OK, before you throw a conniption fit over the legality of this, remember, chewing tobacco has been banned in the minor leagues since 1993. Most colleges ban it by their players. What’s being asked is that that minor league ban be extended to the majors.
I get smoking, but I truly don’t get chewing. I really. I mean it is flat disgusting, gross and foul, and just look up “chewing tobacco” in Google images, and you’ll get a potpourri of disgusting photos of what chew does to a person’s mouth and jaw. I mean dying of lung cancer is bad enough, but why would anyone take the risk of having their face mutilated because a cancerous jaw or cheekbone had to be removed. Honest, I don’t get it.
But, chew is deeply ingrained in baseball culture for some mystifying reason, along with bubble gum and sunflower seeds. Shockingly, as many as one-third of MLB players are tobacco chewers (as opposed to less than 10 percent of the general population.).
I remember reading an article many years ago about Rod Carew that said Carew chewed tobacco because it “helped keep his face tight” so he could see the ball better. Huh?
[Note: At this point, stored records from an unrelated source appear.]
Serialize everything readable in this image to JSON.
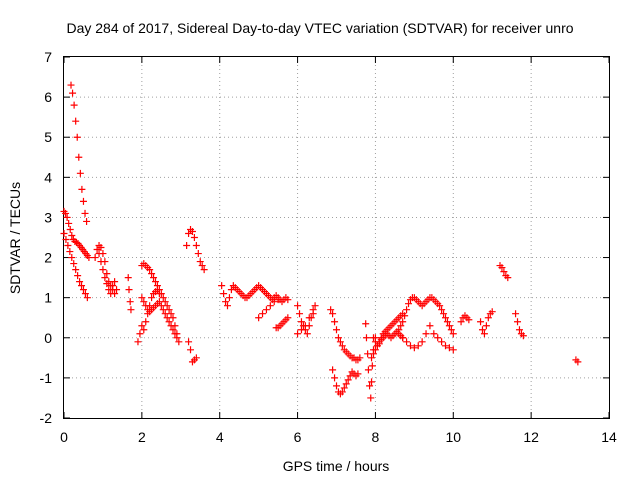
{
  "chart_data": {
    "type": "scatter",
    "title": "Day 284 of 2017, Sidereal Day-to-day VTEC variation (SDTVAR) for receiver unro",
    "xlabel": "GPS time / hours",
    "ylabel": "SDTVAR / TECUs",
    "xlim": [
      0,
      14
    ],
    "ylim": [
      -2,
      7
    ],
    "grid": true,
    "marker": "+",
    "color": "#ff0000",
    "x_ticks": [
      "0",
      "2",
      "4",
      "6",
      "8",
      "10",
      "12",
      "14"
    ],
    "y_ticks": [
      "-2",
      "-1",
      "0",
      "1",
      "2",
      "3",
      "4",
      "5",
      "6",
      "7"
    ],
    "series": [
      {
        "name": "SDTVAR",
        "segments": [
          {
            "x": [
              0.18,
              0.22,
              0.26,
              0.3,
              0.34,
              0.38,
              0.42,
              0.46,
              0.5,
              0.54,
              0.58
            ],
            "y": [
              6.3,
              6.1,
              5.8,
              5.4,
              5.0,
              4.5,
              4.1,
              3.7,
              3.4,
              3.1,
              2.9
            ]
          },
          {
            "x": [
              0.0,
              0.04,
              0.08,
              0.12,
              0.16,
              0.2,
              0.24,
              0.28,
              0.32,
              0.36,
              0.4,
              0.44,
              0.48,
              0.52,
              0.56,
              0.6,
              0.64
            ],
            "y": [
              3.15,
              3.1,
              3.0,
              2.85,
              2.7,
              2.55,
              2.45,
              2.4,
              2.38,
              2.35,
              2.3,
              2.25,
              2.2,
              2.15,
              2.1,
              2.05,
              2.0
            ]
          },
          {
            "x": [
              0.0,
              0.05,
              0.1,
              0.15,
              0.2,
              0.25,
              0.3,
              0.35,
              0.4,
              0.45,
              0.5,
              0.55,
              0.6
            ],
            "y": [
              2.6,
              2.45,
              2.3,
              2.15,
              2.0,
              1.85,
              1.7,
              1.55,
              1.4,
              1.3,
              1.2,
              1.1,
              1.0
            ]
          },
          {
            "x": [
              0.8,
              0.85,
              0.9,
              0.95,
              1.0,
              1.05,
              1.1,
              1.15,
              1.2,
              1.25,
              1.3,
              1.35
            ],
            "y": [
              2.0,
              2.2,
              2.1,
              1.9,
              1.7,
              1.5,
              1.35,
              1.2,
              1.1,
              1.3,
              1.4,
              1.2
            ]
          },
          {
            "x": [
              0.9,
              0.95,
              1.0,
              1.05,
              1.1,
              1.15,
              1.2,
              1.25,
              1.3
            ],
            "y": [
              2.3,
              2.25,
              2.1,
              1.9,
              1.6,
              1.4,
              1.3,
              1.2,
              1.1
            ]
          },
          {
            "x": [
              1.65,
              1.67,
              1.7,
              1.72
            ],
            "y": [
              1.5,
              1.2,
              0.9,
              0.7
            ]
          },
          {
            "x": [
              1.9,
              1.95,
              2.0,
              2.05,
              2.1,
              2.15,
              2.2,
              2.25,
              2.3,
              2.35,
              2.4,
              2.45
            ],
            "y": [
              -0.1,
              0.1,
              0.3,
              0.2,
              0.4,
              0.6,
              0.8,
              1.0,
              1.1,
              1.15,
              1.2,
              1.1
            ]
          },
          {
            "x": [
              2.0,
              2.05,
              2.1,
              2.15,
              2.2,
              2.25,
              2.3,
              2.35,
              2.4,
              2.45,
              2.5,
              2.55,
              2.6,
              2.65,
              2.7,
              2.75,
              2.8,
              2.85,
              2.9
            ],
            "y": [
              1.8,
              1.85,
              1.8,
              1.75,
              1.7,
              1.6,
              1.5,
              1.4,
              1.3,
              1.2,
              1.1,
              1.0,
              0.9,
              0.8,
              0.7,
              0.6,
              0.5,
              0.3,
              0.1
            ]
          },
          {
            "x": [
              2.0,
              2.05,
              2.1,
              2.15,
              2.2,
              2.25,
              2.3,
              2.35,
              2.4,
              2.45,
              2.5,
              2.55,
              2.6,
              2.65,
              2.7,
              2.75,
              2.8,
              2.85,
              2.9,
              2.95
            ],
            "y": [
              1.0,
              0.9,
              0.8,
              0.7,
              0.65,
              0.7,
              0.75,
              0.8,
              0.85,
              0.9,
              0.8,
              0.7,
              0.6,
              0.5,
              0.4,
              0.3,
              0.2,
              0.1,
              0.0,
              -0.1
            ]
          },
          {
            "x": [
              3.15,
              3.2,
              3.25,
              3.3,
              3.35,
              3.4,
              3.45,
              3.5,
              3.55,
              3.6
            ],
            "y": [
              2.3,
              2.6,
              2.7,
              2.65,
              2.5,
              2.3,
              2.1,
              1.9,
              1.8,
              1.7
            ]
          },
          {
            "x": [
              3.2,
              3.25,
              3.3,
              3.35,
              3.4
            ],
            "y": [
              -0.1,
              -0.3,
              -0.6,
              -0.55,
              -0.5
            ]
          },
          {
            "x": [
              4.05,
              4.1,
              4.15,
              4.2,
              4.25,
              4.3,
              4.35,
              4.4,
              4.45,
              4.5,
              4.55,
              4.6,
              4.65,
              4.7,
              4.75,
              4.8,
              4.85,
              4.9,
              4.95,
              5.0,
              5.05,
              5.1,
              5.15,
              5.2,
              5.25,
              5.3,
              5.35,
              5.4,
              5.45,
              5.5,
              5.55,
              5.6,
              5.65,
              5.7,
              5.75
            ],
            "y": [
              1.3,
              1.1,
              0.9,
              0.8,
              1.0,
              1.2,
              1.3,
              1.25,
              1.2,
              1.15,
              1.1,
              1.05,
              1.0,
              1.0,
              1.05,
              1.1,
              1.15,
              1.2,
              1.25,
              1.3,
              1.25,
              1.2,
              1.15,
              1.1,
              1.05,
              1.0,
              0.95,
              1.0,
              1.05,
              1.0,
              0.95,
              0.9,
              0.95,
              1.0,
              0.95
            ]
          },
          {
            "x": [
              5.0,
              5.1,
              5.2,
              5.3,
              5.4,
              5.5
            ],
            "y": [
              0.5,
              0.6,
              0.7,
              0.8,
              0.9,
              0.95
            ]
          },
          {
            "x": [
              5.45,
              5.5,
              5.55,
              5.6,
              5.65,
              5.7,
              5.75
            ],
            "y": [
              0.25,
              0.25,
              0.3,
              0.35,
              0.4,
              0.45,
              0.5
            ]
          },
          {
            "x": [
              6.0,
              6.05,
              6.1,
              6.15,
              6.2,
              6.25,
              6.3,
              6.35,
              6.4,
              6.45
            ],
            "y": [
              0.8,
              0.6,
              0.4,
              0.3,
              0.2,
              0.1,
              0.3,
              0.5,
              0.7,
              0.8
            ]
          },
          {
            "x": [
              6.0,
              6.1,
              6.2,
              6.3,
              6.4
            ],
            "y": [
              0.1,
              0.2,
              0.3,
              0.5,
              0.6
            ]
          },
          {
            "x": [
              6.85,
              6.9,
              6.95,
              7.0,
              7.05,
              7.1,
              7.15,
              7.2,
              7.25,
              7.3,
              7.35,
              7.4,
              7.45,
              7.5,
              7.55,
              7.6
            ],
            "y": [
              0.7,
              0.6,
              0.4,
              0.2,
              0.0,
              -0.1,
              -0.2,
              -0.3,
              -0.35,
              -0.4,
              -0.45,
              -0.5,
              -0.5,
              -0.55,
              -0.55,
              -0.5
            ]
          },
          {
            "x": [
              6.9,
              6.95,
              7.0,
              7.05,
              7.1,
              7.15,
              7.2,
              7.25,
              7.3,
              7.35,
              7.4,
              7.45,
              7.5,
              7.55
            ],
            "y": [
              -0.8,
              -1.0,
              -1.2,
              -1.35,
              -1.4,
              -1.35,
              -1.25,
              -1.15,
              -1.05,
              -0.95,
              -0.85,
              -0.9,
              -0.95,
              -0.9
            ]
          },
          {
            "x": [
              7.75,
              7.77,
              7.8,
              7.82,
              7.85,
              7.88,
              7.9,
              7.92,
              7.95,
              8.0
            ],
            "y": [
              0.35,
              0.0,
              -0.4,
              -0.8,
              -1.2,
              -1.5,
              -1.1,
              -0.7,
              -0.3,
              0.0
            ]
          },
          {
            "x": [
              7.9,
              7.95,
              8.0,
              8.05,
              8.1,
              8.15,
              8.2,
              8.25,
              8.3,
              8.35,
              8.4,
              8.45,
              8.5,
              8.55,
              8.6,
              8.65,
              8.7
            ],
            "y": [
              -0.5,
              -0.4,
              -0.3,
              -0.2,
              -0.1,
              0.0,
              0.1,
              0.15,
              0.2,
              0.25,
              0.3,
              0.35,
              0.4,
              0.45,
              0.5,
              0.55,
              0.6
            ]
          },
          {
            "x": [
              7.95,
              8.0,
              8.05,
              8.1,
              8.15,
              8.2,
              8.25,
              8.3,
              8.35,
              8.4,
              8.45,
              8.5,
              8.55,
              8.6,
              8.65,
              8.7
            ],
            "y": [
              0.0,
              -0.1,
              -0.2,
              -0.15,
              -0.05,
              0.0,
              0.05,
              0.1,
              0.05,
              0.0,
              0.05,
              0.1,
              0.15,
              0.1,
              0.05,
              0.0
            ]
          },
          {
            "x": [
              8.6,
              8.65,
              8.7,
              8.75,
              8.8,
              8.85,
              8.9,
              8.95,
              9.0,
              9.05,
              9.1,
              9.15,
              9.2,
              9.25,
              9.3,
              9.35,
              9.4,
              9.45,
              9.5,
              9.55,
              9.6,
              9.65,
              9.7,
              9.75,
              9.8,
              9.85,
              9.9,
              9.95,
              10.0
            ],
            "y": [
              0.2,
              0.3,
              0.4,
              0.55,
              0.7,
              0.85,
              0.95,
              1.0,
              1.0,
              0.95,
              0.9,
              0.85,
              0.8,
              0.85,
              0.9,
              0.95,
              1.0,
              1.0,
              0.95,
              0.9,
              0.85,
              0.8,
              0.7,
              0.6,
              0.5,
              0.4,
              0.3,
              0.2,
              0.1
            ]
          },
          {
            "x": [
              8.7,
              8.8,
              8.9,
              9.0,
              9.1,
              9.2,
              9.3,
              9.4,
              9.5,
              9.6,
              9.7,
              9.8,
              9.9,
              10.0
            ],
            "y": [
              0.0,
              -0.1,
              -0.2,
              -0.25,
              -0.2,
              -0.1,
              0.1,
              0.3,
              0.1,
              0.0,
              -0.1,
              -0.2,
              -0.25,
              -0.3
            ]
          },
          {
            "x": [
              10.2,
              10.25,
              10.3,
              10.35,
              10.4
            ],
            "y": [
              0.4,
              0.5,
              0.55,
              0.5,
              0.45
            ]
          },
          {
            "x": [
              10.7,
              10.75,
              10.8,
              10.85,
              10.9,
              10.95,
              11.0
            ],
            "y": [
              0.4,
              0.2,
              0.1,
              0.3,
              0.5,
              0.6,
              0.65
            ]
          },
          {
            "x": [
              11.2,
              11.25,
              11.3,
              11.35,
              11.4
            ],
            "y": [
              1.8,
              1.75,
              1.65,
              1.55,
              1.5
            ]
          },
          {
            "x": [
              11.6,
              11.65,
              11.7,
              11.75,
              11.8
            ],
            "y": [
              0.6,
              0.4,
              0.2,
              0.1,
              0.05
            ]
          },
          {
            "x": [
              13.15,
              13.2
            ],
            "y": [
              -0.55,
              -0.6
            ]
          }
        ]
      }
    ]
  }
}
That had to be the craziest thing I’ve ever heard (Carew also mixed bubble gum and chewing tobacco … YUCK!). When junior high school and high school kids see their heroes chewing, hey, what does that tell them? It’s cool to chew. While smoking rates for kids have declined the last few years (not as much as I would like) the rate of chewing among young people has either risen or remained flat. Something about “you can’t get lung cancer from chew…”
One former professional ballplayer, Rick Bender, actually goes out on the speaking circuit talking against chew … as best as he can without a jaw.
I don’t know what’s going to become of this letter. I suspect MLB may just scoff at it, but the health departments are right. It’s been banned in the minors for 17 freaking years, they can ban it at the major league level. Let players chew off the field. Let them chew gum and seeds in the dugout. And they can still scratch if they would like.